Inilah yang aku suka dari remaja ini. Remaja yang penuh semangat. Semangat untuk bersama-sama belajar dan melayakkan diri mendapatkan ridho dan Surga Allah Swt.

Aku mulai memaparkan meteri kepada mereka. Mereka dengan khusuk menyimak dan sesekali menimpali dengan pertanyaan dan kita pun terlibat diskusi yang seru.

"Nah, adek-adek. Dengarkan sebuah hadist ini ya.

Dari Abu Hurairah Radhiyallahu anhu , dari Nabi Shallallahu ‘alaihi wa sallam, Beliau Shallallahu ‘alaihi wa sallam bersabda, “Tujuh golongan yang dinaungi Allâh dalam naungan-Nya pada hari dimana tidak ada naungan kecuali naungan-Nya: (1) Imam yang adil, (2) seorang pemuda yang tumbuh dewasa dalam beribadah kepada Allâh, (3) seorang yang hatinya bergantung ke masjid, (4) dua orang yang saling mencintai di jalan Allâh, keduanya berkumpul karena-Nya dan berpisah karena-Nya, (5) seorang laki-laki yang diajak berzina oleh seorang wanita yang mempunyai kedudukan lagi cantik, lalu ia berkata, ‘Sesungguhnya aku takut kepada Allâh.’ Dan (6) seseorang yang bershadaqah dengan satu shadaqah lalu ia menyembunyikannya sehingga tangan kirinya tidak tahu apa yang diinfaqkan tangan kanannya, serta (7) seseorang yang berdzikir kepada Allâh dalam keadaan sepi lalu ia meneteskan air matanya.” ( HR. Alv-Bukhari Dan Muslim).

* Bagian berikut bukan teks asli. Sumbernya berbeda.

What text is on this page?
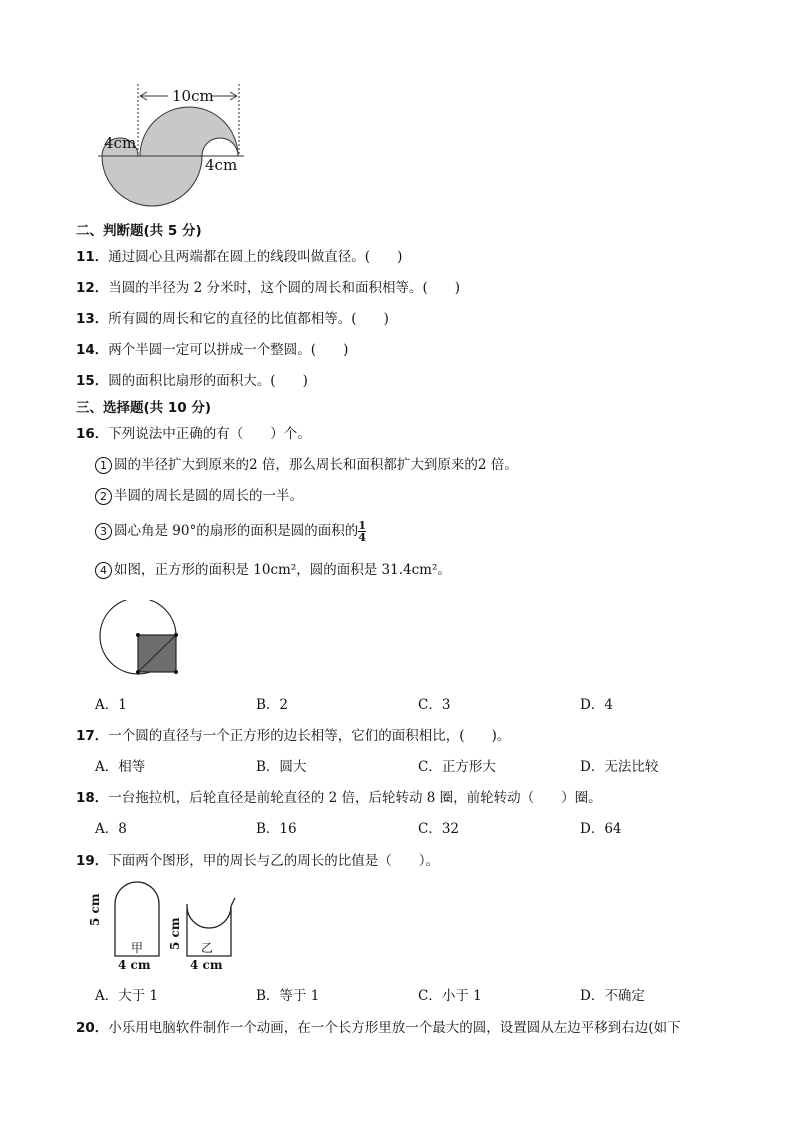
10cm
4cm
4cm
二、判断题(共 5 分)
11．通过圆心且两端都在圆上的线段叫做直径。(　　)
12．当圆的半径为 2 分米时，这个圆的周长和面积相等。(　　)
13．所有圆的周长和它的直径的比值都相等。(　　)
14．两个半圆一定可以拼成一个整圆。(　　)
15．圆的面积比扇形的面积大。(　　)
三、选择题(共 10 分)
16．下列说法中正确的有（　　）个。
1 圆的半径扩大到原来的2 倍，那么周长和面积都扩大到原来的2 倍。
2 半圆的周长是圆的周长的一半。
3 圆心角是 90°的扇形的面积是圆的面积的 $\frac{1}{4}$
4 如图，正方形的面积是 10cm²，圆的面积是 31.4cm²。
A．1	B．2	C．3	D．4
17．一个圆的直径与一个正方形的边长相等，它们的面积相比，(　　)。
A．相等	B．圆大	C．正方形大	D．无法比较
18．一台拖拉机，后轮直径是前轮直径的 2 倍，后轮转动 8 圈，前轮转动（　　）圈。
A．8	B．16	C．32	D．64
19．下面两个图形，甲的周长与乙的周长的比值是（　　）。
甲
5 cm
4 cm
乙
5 cm
4 cm
A．大于 1	B．等于 1	C．小于 1	D．不确定
20．小乐用电脑软件制作一个动画，在一个长方形里放一个最大的圆，设置圆从左边平移到右边(如下
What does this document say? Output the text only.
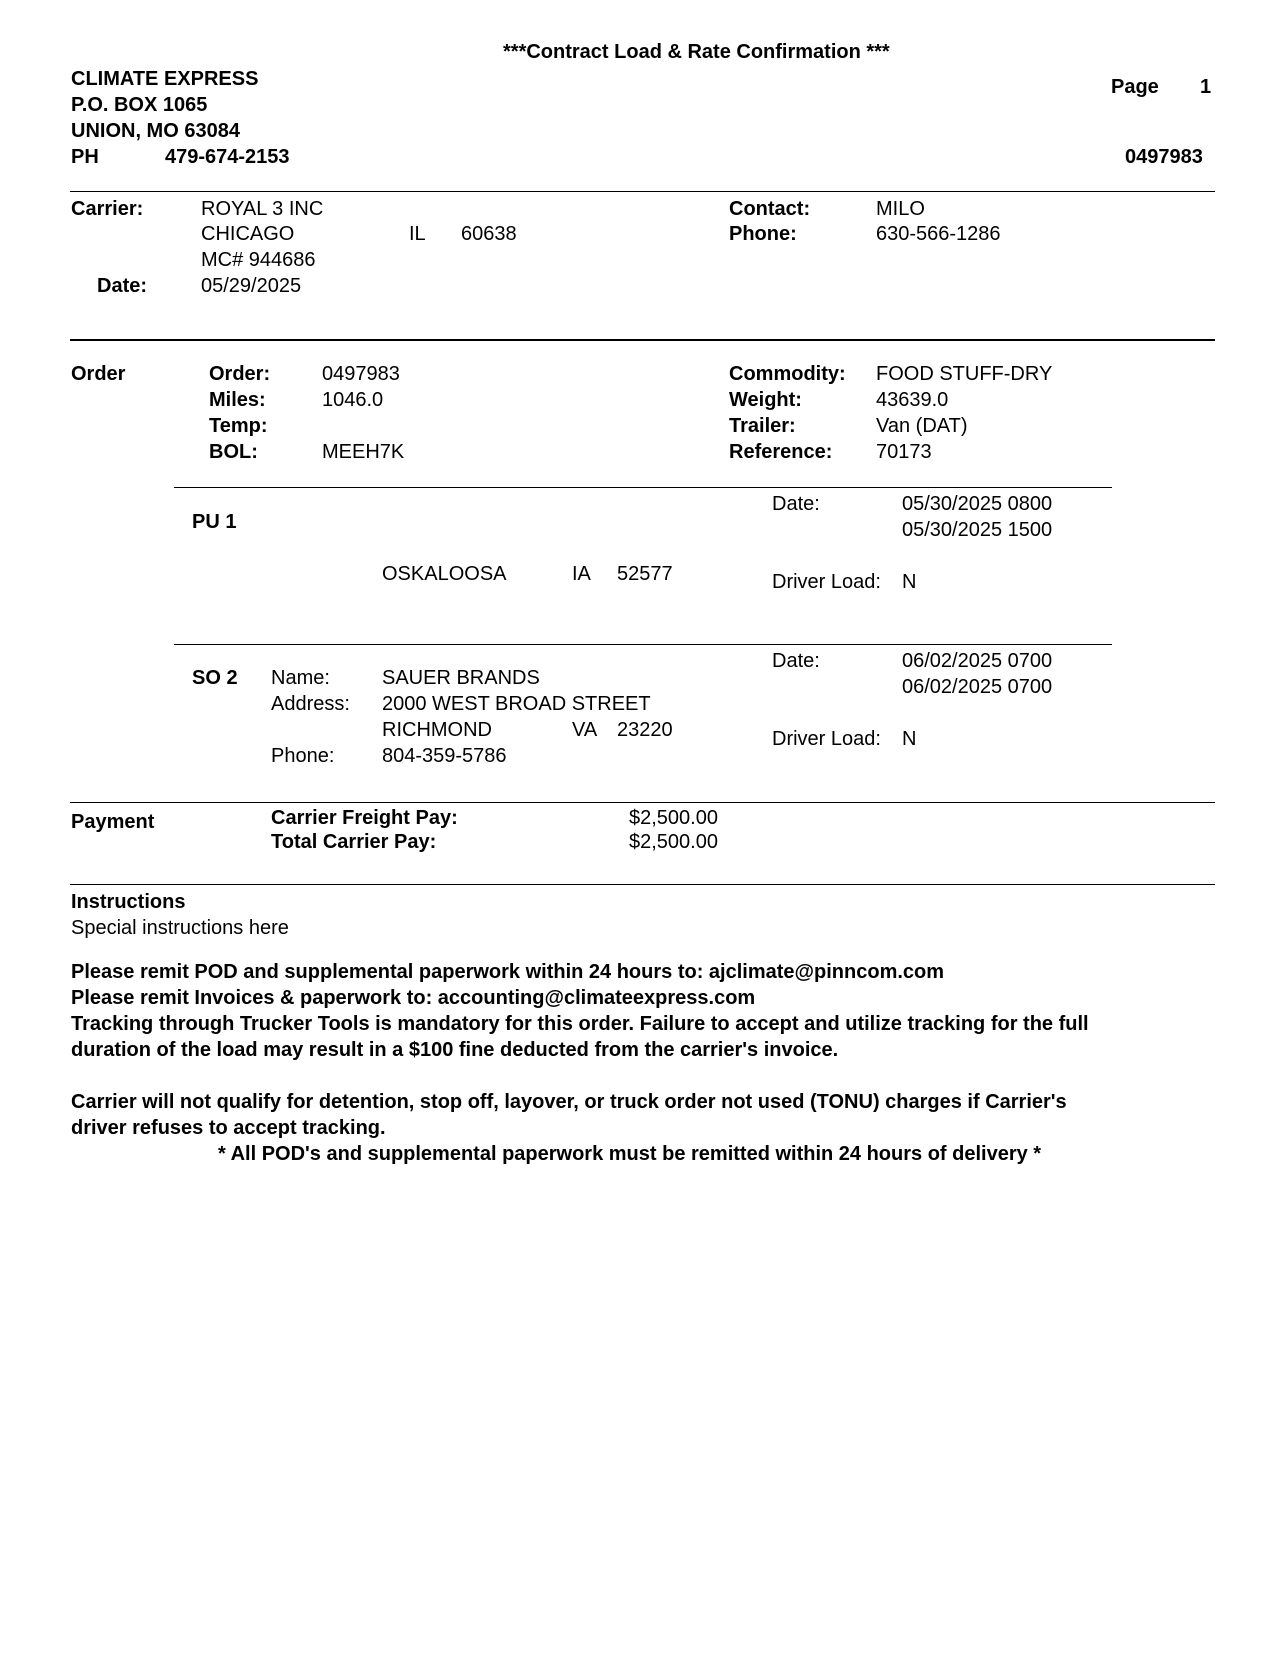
***Contract Load & Rate Confirmation ***
CLIMATE EXPRESS
P.O. BOX 1065
UNION, MO 63084
PH	479-674-2153
Page 1
0497983
Carrier:	ROYAL 3 INC
CHICAGO	IL 60638
MC# 944686
Date:	05/29/2025
Contact:	MILO
Phone:	630-566-1286
Order	Order:	0497983
Miles:	1046.0
Temp:
BOL:	MEEH7K
Commodity: FOOD STUFF-DRY
Weight:	43639.0
Trailer:	Van (DAT)
Reference: 70173
PU 1
OSKALOOSA	IA 52577
Date:	05/30/2025 0800
05/30/2025 1500
Driver Load: N
SO 2 Name:	SAUER BRANDS
Address: 2000 WEST BROAD STREET
RICHMOND	VA 23220
Phone: 804-359-5786
Date:	06/02/2025 0700
06/02/2025 0700
Driver Load: N
Payment	Carrier Freight Pay:	$2,500.00
Total Carrier Pay:	$2,500.00
Instructions
Special instructions here
Please remit POD and supplemental paperwork within 24 hours to: ajclimate@pinncom.com
Please remit Invoices & paperwork to: accounting@climateexpress.com
Tracking through Trucker Tools is mandatory for this order. Failure to accept and utilize tracking for the full
duration of the load may result in a $100 fine deducted from the carrier's invoice.
Carrier will not qualify for detention, stop off, layover, or truck order not used (TONU) charges if Carrier's
driver refuses to accept tracking.
* All POD's and supplemental paperwork must be remitted within 24 hours of delivery *
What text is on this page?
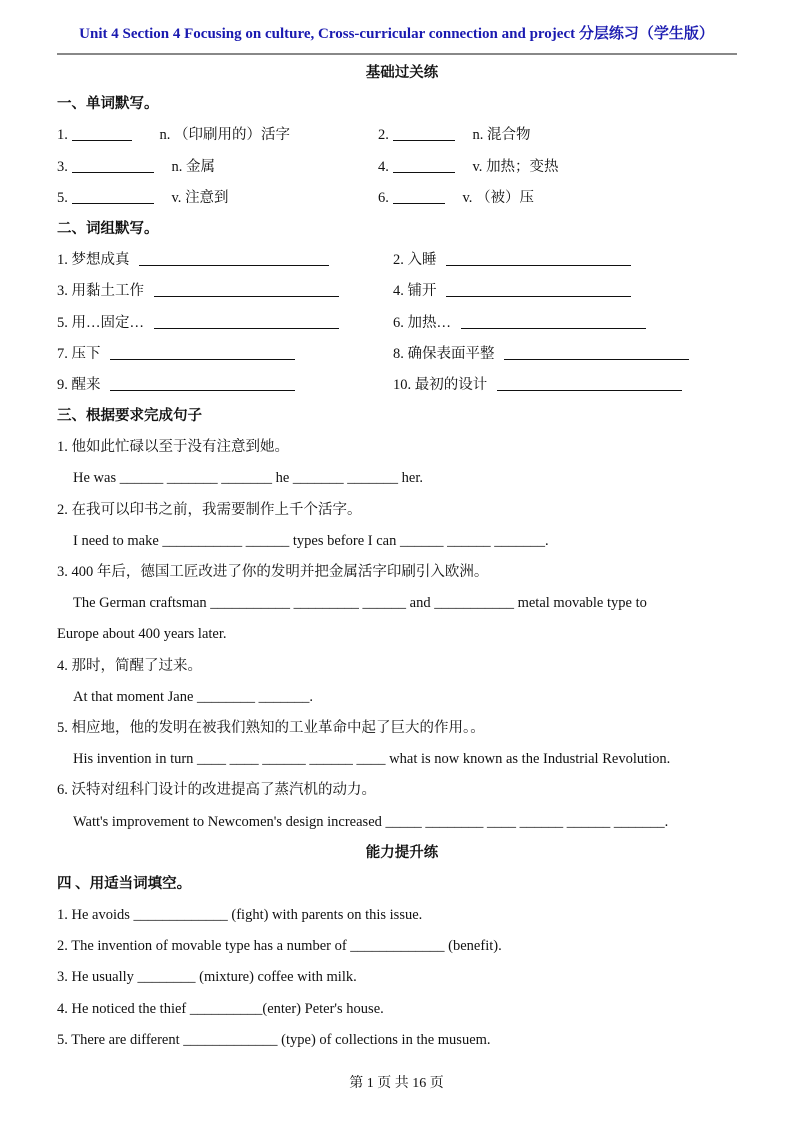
Unit 4 Section 4 Focusing on culture, Cross-curricular connection and project 分层练习（学生版）
基础过关练
一、单词默写。
1.	n. （印刷用的）活字	2.	n. 混合物
3.	n. 金属	4.	v. 加热；变热
5.	v. 注意到	6.	v. （被）压
二、词组默写。
1. 梦想成真	2. 入睡
3. 用黏土工作	4. 铺开
5. 用…固定…	6. 加热…
7. 压下	8. 确保表面平整
9. 醒来	10. 最初的设计
三、根据要求完成句子
1. 他如此忙碌以至于没有注意到她。
He was ______ _______ _______ he _______ _______ her.
2. 在我可以印书之前，我需要制作上千个活字。
I need to make ___________ ______ types before I can ______ ______ _______.
3. 400 年后，德国工匠改进了你的发明并把金属活字印刷引入欧洲。
The German craftsman ___________ _________ ______ and ___________ metal movable type to
Europe about 400 years later.
4. 那时，简醒了过来。
At that moment Jane ________ _______.
5. 相应地，他的发明在被我们熟知的工业革命中起了巨大的作用。。
His invention in turn ____ ____ ______ ______ ____ what is now known as the Industrial Revolution.
6. 沃特对纽科门设计的改进提高了蒸汽机的动力。
Watt's improvement to Newcomen's design increased _____ ________ ____ ______ ______ _______.
能力提升练
四 、用适当词填空。
1. He avoids _____________ (fight) with parents on this issue.
2. The invention of movable type has a number of _____________ (benefit).
3. He usually ________ (mixture) coffee with milk.
4. He noticed the thief __________(enter) Peter's house.
5. There are different _____________ (type) of collections in the musuem.
第 1 页 共 16 页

Kakah berharap adek-adek adalah remaja yang mengawali masa remajanya dengan beribadah kepada Allah Swt. Selayaknya salah satu sahabat Rasul. Yaitu Ali bin Abi Thalib. Ketika usia 10 tahun dia telah memeluk Islam dan pada usia begitu dia aktif untuk dakwah Islam"

"Mau kak. Kami mau. Jangan pernah bosan untuk berbagi ilmu dengan kami ya kak"jawab mereka.
Ya Allah inikah nikmat berbagi ilmu. Rasanya ilmu yang dibagikan tidak sedikitpun berkurang. Malah semakin bertambah.

"Baiklah adek-adek insyaallah kita sama-sama belajar ya. Jangan pernah bosan untuk thalabul ilmu bersama kakak. Karena waktu kita sudah habis kita tutup ya. Setelahnya kita solat berjamaah dulu baru pulang kerumah masing-masing" jawabku sambil membereskan buku-buku dan memasukkan kedalam tas.

Ketika aku akan beranjak untuk berwudhu. Mataku menangkap sosok yang beberap hari lalu memberikan cv taaruf kepada ku.

Dan disaat yang sama dia pun menoleh melihatku.